Linseed oil is used in paints, varnishes, printer’s ink, oilcloth and linoleum. Linseed oil-cake is a valuable cattle food. Flax seeds find limited use in medicine.

Flax yarns are used in making rope, twine, bagging and coarse, unbleached fabrics. Linen yarns are made into products of the better grade, including fine linens, cambrics, laces, etc.

Linen is bleached by exposure to the sun and by treatment with a dilute solution of chloride of lime. Linen rags are the stock for the best qualities of paper.

The United States imports flax fiber mainly from Europe, as well as large quantities of linens, laces, etc. Some flax seeds are imported and large amounts of linseed oil-cake are sent to Europe.

Guava (Psidium Guayava), small trees of tropical America belonging to the Myrtle family. The fruits vary very much in size, shape and color, the most valued being the white guava, with pear-shaped, yellow or whitish fruits the size of a hen’s egg. The inferior red guava which is more apple-shaped, is also used in preparing guava-jelly and guava-cheese, which preserves, owing to the perishable character of the fruit, are the only forms in which the fruit is imported. The tree has been naturalized in the East, and is commonly grown from Mexico to Peru at date of Spanish discovery. Since widely diffused in East and West India Islands, India, and China. Recently established in Florida and California.

Hemp (Cannabis sativa) is cultivated in many countries. It is about three feet in height, has finger-like leaves and the fruit has the form of a little nut. The home of the hemp is the East Indies. The stalks are dried in the sun, then steeped in water or upon wet (moist) meadows, and again exposed to the sun, when the woody parts are stripped off. The remaining fibers are manufactured into cables, ropes, sail-cloth, linen and paper.

Other hemps of different botanical origin and having quite different qualities are called by such names as manila hemp, sisal hemp, tampico hemp, Mauritius hemp, sunn hemp, bowstring hemp, etc. Strictly speaking, none of these is true hemp.

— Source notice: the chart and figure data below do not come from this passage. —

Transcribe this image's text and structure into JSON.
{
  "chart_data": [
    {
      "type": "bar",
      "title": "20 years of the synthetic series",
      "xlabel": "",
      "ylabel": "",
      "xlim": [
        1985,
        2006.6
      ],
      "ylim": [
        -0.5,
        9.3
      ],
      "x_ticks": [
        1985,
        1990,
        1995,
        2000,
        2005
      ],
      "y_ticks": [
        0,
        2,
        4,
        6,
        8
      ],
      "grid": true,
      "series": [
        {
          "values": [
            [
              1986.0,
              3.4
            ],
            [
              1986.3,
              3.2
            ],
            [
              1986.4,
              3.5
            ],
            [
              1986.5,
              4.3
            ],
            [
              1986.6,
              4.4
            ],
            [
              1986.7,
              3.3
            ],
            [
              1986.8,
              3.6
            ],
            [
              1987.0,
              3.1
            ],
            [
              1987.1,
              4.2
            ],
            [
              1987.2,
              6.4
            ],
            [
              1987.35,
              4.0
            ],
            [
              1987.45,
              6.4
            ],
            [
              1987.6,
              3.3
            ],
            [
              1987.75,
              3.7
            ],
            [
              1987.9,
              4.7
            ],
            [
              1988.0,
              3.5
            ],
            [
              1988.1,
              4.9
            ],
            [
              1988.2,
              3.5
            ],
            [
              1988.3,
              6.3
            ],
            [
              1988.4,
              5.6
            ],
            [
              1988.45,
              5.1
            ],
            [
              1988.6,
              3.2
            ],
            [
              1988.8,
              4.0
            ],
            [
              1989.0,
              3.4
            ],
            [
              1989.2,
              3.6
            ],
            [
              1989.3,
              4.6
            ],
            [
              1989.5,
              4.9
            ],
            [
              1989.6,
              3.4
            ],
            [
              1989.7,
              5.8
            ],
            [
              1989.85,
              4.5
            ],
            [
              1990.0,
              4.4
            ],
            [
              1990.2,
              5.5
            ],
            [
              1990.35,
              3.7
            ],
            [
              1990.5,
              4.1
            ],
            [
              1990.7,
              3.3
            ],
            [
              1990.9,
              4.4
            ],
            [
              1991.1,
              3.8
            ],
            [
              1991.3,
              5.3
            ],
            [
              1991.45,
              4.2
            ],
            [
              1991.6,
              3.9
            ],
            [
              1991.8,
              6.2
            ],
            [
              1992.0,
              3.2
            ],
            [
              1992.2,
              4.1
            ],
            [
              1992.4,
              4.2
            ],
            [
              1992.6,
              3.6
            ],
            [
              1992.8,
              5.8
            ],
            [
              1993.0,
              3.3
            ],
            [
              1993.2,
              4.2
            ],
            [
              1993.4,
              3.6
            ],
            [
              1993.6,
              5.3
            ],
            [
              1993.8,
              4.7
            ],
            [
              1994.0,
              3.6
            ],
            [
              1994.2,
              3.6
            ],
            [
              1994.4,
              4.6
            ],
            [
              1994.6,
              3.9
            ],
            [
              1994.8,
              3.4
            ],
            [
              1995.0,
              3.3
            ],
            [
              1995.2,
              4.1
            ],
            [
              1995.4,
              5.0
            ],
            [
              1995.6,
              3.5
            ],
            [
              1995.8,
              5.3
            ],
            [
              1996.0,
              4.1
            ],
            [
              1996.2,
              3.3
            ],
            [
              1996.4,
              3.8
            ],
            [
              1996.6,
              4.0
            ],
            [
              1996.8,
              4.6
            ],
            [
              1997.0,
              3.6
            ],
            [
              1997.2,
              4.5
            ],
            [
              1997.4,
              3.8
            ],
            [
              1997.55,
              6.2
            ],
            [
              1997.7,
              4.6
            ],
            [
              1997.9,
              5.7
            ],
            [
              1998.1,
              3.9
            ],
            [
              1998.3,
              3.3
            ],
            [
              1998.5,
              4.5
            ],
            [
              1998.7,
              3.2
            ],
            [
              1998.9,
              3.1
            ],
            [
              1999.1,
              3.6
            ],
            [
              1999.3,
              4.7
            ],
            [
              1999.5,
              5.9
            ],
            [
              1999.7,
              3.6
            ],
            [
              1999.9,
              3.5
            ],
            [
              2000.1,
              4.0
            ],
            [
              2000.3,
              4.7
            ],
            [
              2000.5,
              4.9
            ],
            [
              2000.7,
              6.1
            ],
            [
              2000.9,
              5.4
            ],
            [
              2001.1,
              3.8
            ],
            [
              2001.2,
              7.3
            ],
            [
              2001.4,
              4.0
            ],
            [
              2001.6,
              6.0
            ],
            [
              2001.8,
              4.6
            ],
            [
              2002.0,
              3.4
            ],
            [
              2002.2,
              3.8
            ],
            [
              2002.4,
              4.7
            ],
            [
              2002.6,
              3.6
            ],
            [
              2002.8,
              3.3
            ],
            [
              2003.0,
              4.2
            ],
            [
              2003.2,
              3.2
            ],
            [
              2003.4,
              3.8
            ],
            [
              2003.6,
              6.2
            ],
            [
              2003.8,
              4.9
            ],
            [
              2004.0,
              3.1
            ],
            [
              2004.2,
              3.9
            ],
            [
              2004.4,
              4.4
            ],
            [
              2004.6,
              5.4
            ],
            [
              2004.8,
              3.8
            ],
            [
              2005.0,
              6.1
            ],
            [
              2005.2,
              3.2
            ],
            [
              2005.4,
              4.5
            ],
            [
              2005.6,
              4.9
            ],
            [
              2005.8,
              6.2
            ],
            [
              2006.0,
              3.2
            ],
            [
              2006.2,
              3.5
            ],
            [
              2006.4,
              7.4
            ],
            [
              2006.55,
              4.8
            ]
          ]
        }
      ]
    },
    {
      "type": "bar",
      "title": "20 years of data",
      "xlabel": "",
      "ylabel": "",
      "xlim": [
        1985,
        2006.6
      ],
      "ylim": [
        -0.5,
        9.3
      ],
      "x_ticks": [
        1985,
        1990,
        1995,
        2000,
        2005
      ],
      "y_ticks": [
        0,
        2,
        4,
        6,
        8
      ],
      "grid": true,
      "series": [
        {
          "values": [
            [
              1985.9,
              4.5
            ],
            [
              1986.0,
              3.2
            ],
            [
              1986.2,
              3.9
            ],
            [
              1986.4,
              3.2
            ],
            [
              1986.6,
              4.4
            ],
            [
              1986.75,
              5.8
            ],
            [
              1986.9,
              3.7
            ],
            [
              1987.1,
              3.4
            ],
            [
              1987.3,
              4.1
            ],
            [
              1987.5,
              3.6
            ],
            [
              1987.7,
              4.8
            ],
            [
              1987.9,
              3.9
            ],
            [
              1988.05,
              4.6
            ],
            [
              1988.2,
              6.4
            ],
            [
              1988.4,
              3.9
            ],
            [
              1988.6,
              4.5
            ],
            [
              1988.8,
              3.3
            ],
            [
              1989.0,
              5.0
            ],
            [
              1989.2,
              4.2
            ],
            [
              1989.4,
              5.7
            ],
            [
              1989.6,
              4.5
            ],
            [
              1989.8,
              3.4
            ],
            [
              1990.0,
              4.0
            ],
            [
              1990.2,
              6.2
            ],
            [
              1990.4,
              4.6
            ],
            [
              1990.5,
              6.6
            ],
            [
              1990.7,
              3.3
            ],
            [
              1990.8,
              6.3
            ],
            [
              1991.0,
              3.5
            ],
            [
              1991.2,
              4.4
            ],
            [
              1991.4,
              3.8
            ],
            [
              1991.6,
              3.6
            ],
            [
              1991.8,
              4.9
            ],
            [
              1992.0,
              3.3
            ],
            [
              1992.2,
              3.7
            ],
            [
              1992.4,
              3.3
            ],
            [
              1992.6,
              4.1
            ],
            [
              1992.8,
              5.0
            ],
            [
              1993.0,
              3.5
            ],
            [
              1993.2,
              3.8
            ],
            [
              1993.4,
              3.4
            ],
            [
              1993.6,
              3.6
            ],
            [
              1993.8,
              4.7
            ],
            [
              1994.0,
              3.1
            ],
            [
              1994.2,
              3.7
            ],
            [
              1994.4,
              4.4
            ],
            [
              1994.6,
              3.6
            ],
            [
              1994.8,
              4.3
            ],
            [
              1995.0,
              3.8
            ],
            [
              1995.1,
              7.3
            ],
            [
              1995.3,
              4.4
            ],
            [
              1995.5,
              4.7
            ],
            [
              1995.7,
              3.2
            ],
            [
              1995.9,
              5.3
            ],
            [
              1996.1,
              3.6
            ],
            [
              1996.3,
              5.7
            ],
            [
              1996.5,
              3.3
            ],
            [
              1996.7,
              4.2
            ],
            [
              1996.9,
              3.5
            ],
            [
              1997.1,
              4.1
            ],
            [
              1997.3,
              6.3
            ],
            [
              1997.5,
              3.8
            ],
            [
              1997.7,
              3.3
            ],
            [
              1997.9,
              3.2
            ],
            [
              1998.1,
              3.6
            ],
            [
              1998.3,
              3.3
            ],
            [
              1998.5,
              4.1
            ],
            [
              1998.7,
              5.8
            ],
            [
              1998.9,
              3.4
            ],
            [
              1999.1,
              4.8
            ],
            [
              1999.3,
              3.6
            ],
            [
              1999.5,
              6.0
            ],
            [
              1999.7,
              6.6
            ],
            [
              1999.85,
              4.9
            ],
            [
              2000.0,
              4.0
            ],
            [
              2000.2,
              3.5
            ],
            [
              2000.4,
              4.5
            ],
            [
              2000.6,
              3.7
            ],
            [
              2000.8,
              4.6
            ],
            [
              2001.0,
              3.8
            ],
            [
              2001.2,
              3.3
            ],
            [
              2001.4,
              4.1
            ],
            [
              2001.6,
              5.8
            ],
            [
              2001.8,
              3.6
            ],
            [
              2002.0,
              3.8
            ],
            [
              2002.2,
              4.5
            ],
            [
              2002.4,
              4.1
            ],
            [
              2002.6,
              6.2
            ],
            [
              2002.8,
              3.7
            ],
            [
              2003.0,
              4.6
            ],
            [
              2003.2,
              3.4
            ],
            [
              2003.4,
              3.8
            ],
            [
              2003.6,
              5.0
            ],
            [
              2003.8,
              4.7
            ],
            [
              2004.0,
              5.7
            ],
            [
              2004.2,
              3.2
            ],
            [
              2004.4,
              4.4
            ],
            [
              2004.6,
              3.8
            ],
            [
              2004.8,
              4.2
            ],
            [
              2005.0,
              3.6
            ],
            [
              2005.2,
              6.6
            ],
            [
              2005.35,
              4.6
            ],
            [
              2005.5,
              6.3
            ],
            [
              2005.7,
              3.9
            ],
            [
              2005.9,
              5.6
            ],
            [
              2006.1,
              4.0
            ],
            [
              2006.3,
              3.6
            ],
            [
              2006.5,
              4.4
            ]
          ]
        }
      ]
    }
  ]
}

It is cultivated in Russia, the warm countries of Asia, the shores of the Mediterranean, Kentucky, Missouri, Illinois and California. Russia produces more hemp fiber than all the rest of the world. Russia and Italy are the largest exporters.

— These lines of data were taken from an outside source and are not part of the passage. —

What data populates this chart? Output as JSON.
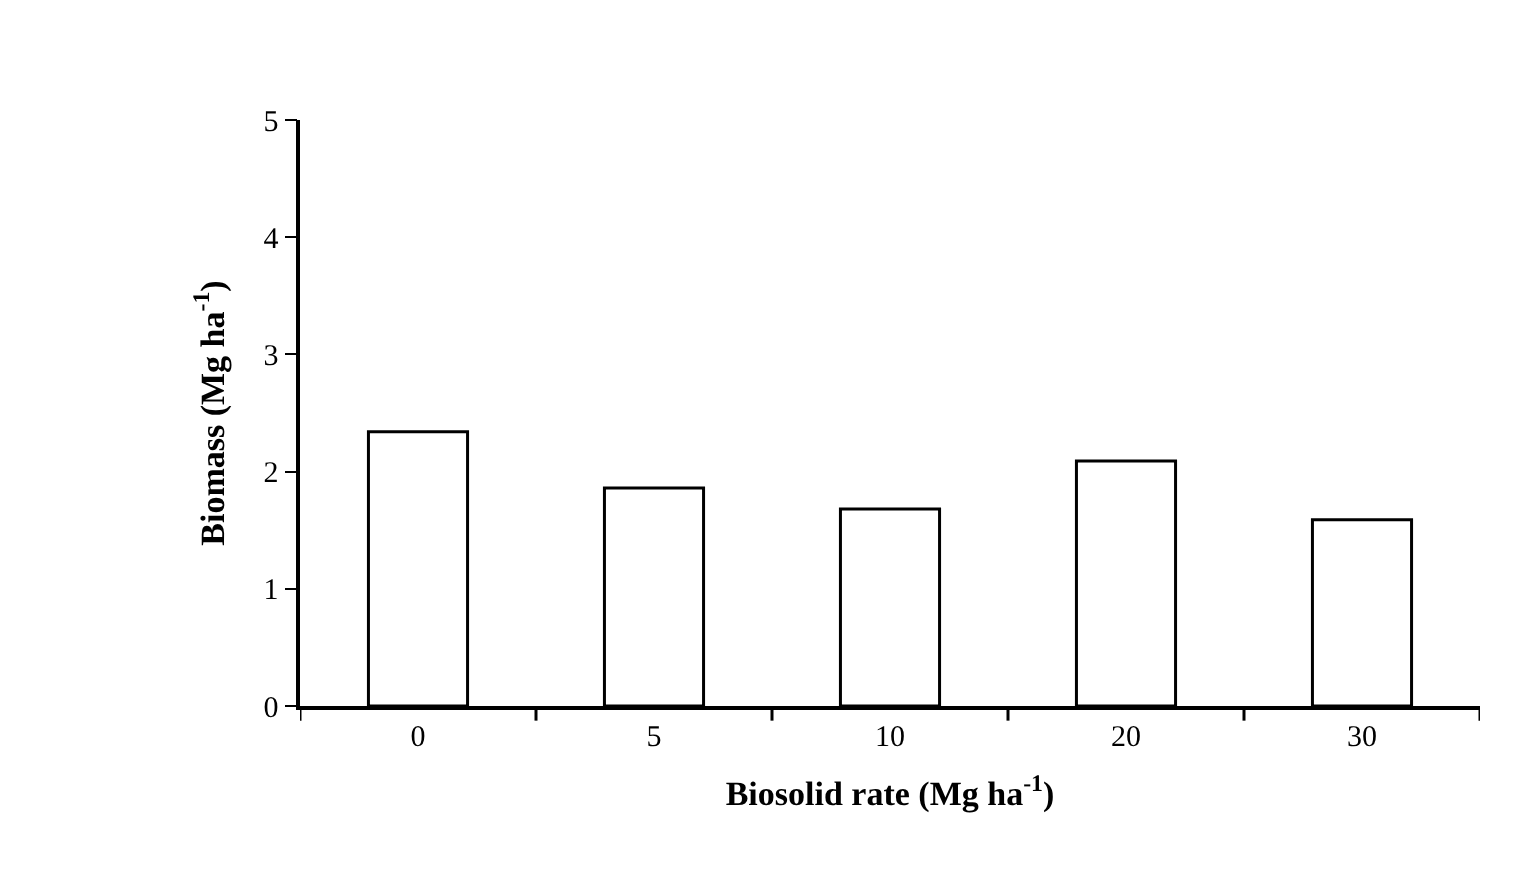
{
  "chart_data": {
    "type": "bar",
    "xlabel": "Biosolid rate (Mg ha$^{-1}$)",
    "ylabel": "Biomass (Mg ha$^{-1}$)",
    "categories": [
      "0",
      "5",
      "10",
      "20",
      "30"
    ],
    "values": [
      2.34,
      1.86,
      1.68,
      2.09,
      1.59
    ],
    "color": "#ffffff",
    "ylim": [
      0,
      5
    ],
    "yticks": [
      0,
      1,
      2,
      3,
      4,
      5
    ]
  }
}
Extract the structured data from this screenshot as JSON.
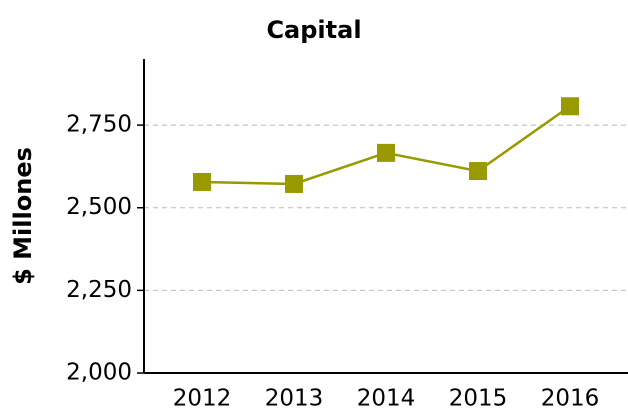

As with other cordage fibers of this character, the long, combed fibers are called line and the short strands, tow. The commercial fiber is longer, coarser and less strong than flax. It can not be bleached perfectly white, although used in so-called coarse linens. Russian, Italian and Kentucky, as applied to hemp, denote the country of origin. Italian hemp is the finest, Kentucky the strongest.

Hemp oil is pressed from the seeds. It is used in paints, varnishes and soap. The oil-cake is a cattle food.